Pal Siddhartha, Sengupta Kriti
National Centre for Cell Science, Ganeshkhind, Pune, 411007, India.
Bioenergy Group, Agharkar Research Institute, Gopal Ganesh Agarkar Road, Pune, 411004, India.
J Genet Eng Biotechnol. 2021 Mar 29;19(1):47. doi: 10.1186/s43141-021-00146-x.
Arsenite oxidase (EC 1.20.2.1) is a metalloenzyme that catalyzes the oxidation of arsenite into lesser toxic arsenate. In this study, 78 amino acid sequences of arsenite oxidase from unculturable bacteria available in metagenomic data of arsenic-contaminated soil have been characterized by using standard bioinformatics tools to investigate its phylogenetic relationships, three-dimensional structure and functional parameters.

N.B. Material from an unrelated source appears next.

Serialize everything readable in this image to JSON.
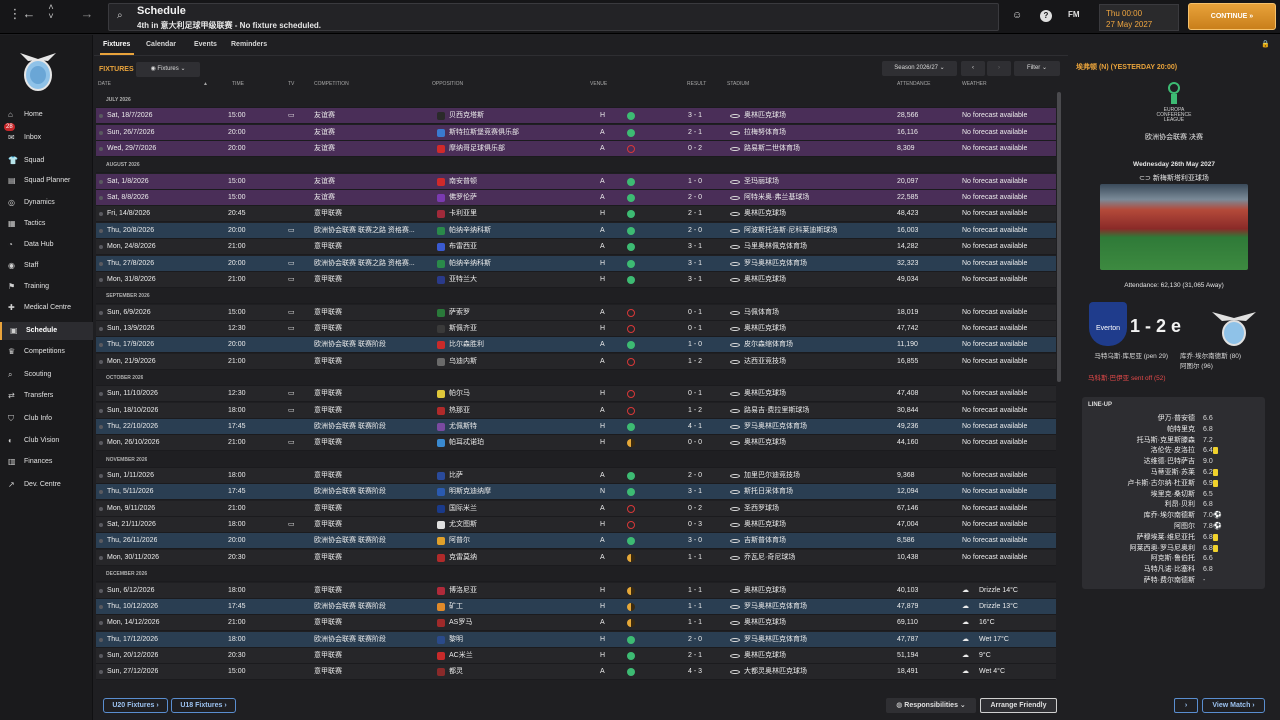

The phylogenetic relationship of all arsenite oxidase from unculturable microorganisms was revealed their closeness to bacterial order Rhizobiales. The higher aliphatic content showed that these enzymes are thermostable and could be used for in situ bioremediation. A representative protein from each phylogenetic cluster was analysed for secondary structure arrangements which indicated the presence of α-helices (~63%), β-sheets (57-60%) and turns (13-15%). The validated 3D models suggested that these proteins are hetero-dimeric with two chains whereas alpha chain is the main catalytic subunit which binds with arsenic oxides. Three representative protein models were deposited in Protein Model Database. The query enzymes were predicted with two conserved motifs, one is Rieske 3Fe-4S and the other is molybdopterin protein.
Computational analysis of protein interactome revealed the protein partners might be involved in the whole process of arsenic detoxification by Rhizobiales. The overall report is unique to the best of our knowledge, and the importance of this study is to understand the theoretical aspects of the structure and functions of arsenite oxidase in unculturable bacteria residing in arsenic-contaminated sites.
亚砷酸盐氧化酶(EC 1.20.2.1)是一种金属酶,可催化亚砷酸盐氧化为毒性较小的砷酸盐。在本研究中,利用标准生物信息学工具对砷污染土壤宏基因组数据中不可培养细菌的78个亚砷酸盐氧化酶氨基酸序列进行了表征,以研究其系统发育关系、三维结构和功能参数。
揭示了所有不可培养微生物的亚砷酸盐氧化酶与根瘤菌目细菌的系统发育关系密切。较高的脂肪族含量表明这些酶具有热稳定性,可用于原位生物修复。对每个系统发育簇中的代表性蛋白质进行了二级结构分析,结果表明存在α-螺旋(约63%)、β-折叠(57-60%)和转角(13-15%)。经过验证的三维模型表明,这些蛋白质是由两条链组成的异源二聚体,而α链是与氧化砷结合的主要催化亚基。三个代表性蛋白质模型已存入蛋白质模型数据库。预测查询的酶有两个保守基序,一个是Rieske 3Fe-4S,另一个是钼蝶呤蛋白。
蛋白质相互作用组的计算分析表明,蛋白质伙伴可能参与了根瘤菌目细菌砷解毒的全过程。据我们所知,总体报告具有独特性,本研究的重要性在于了解砷污染位点中不可培养细菌中亚砷酸盐氧化酶结构和功能的理论方面。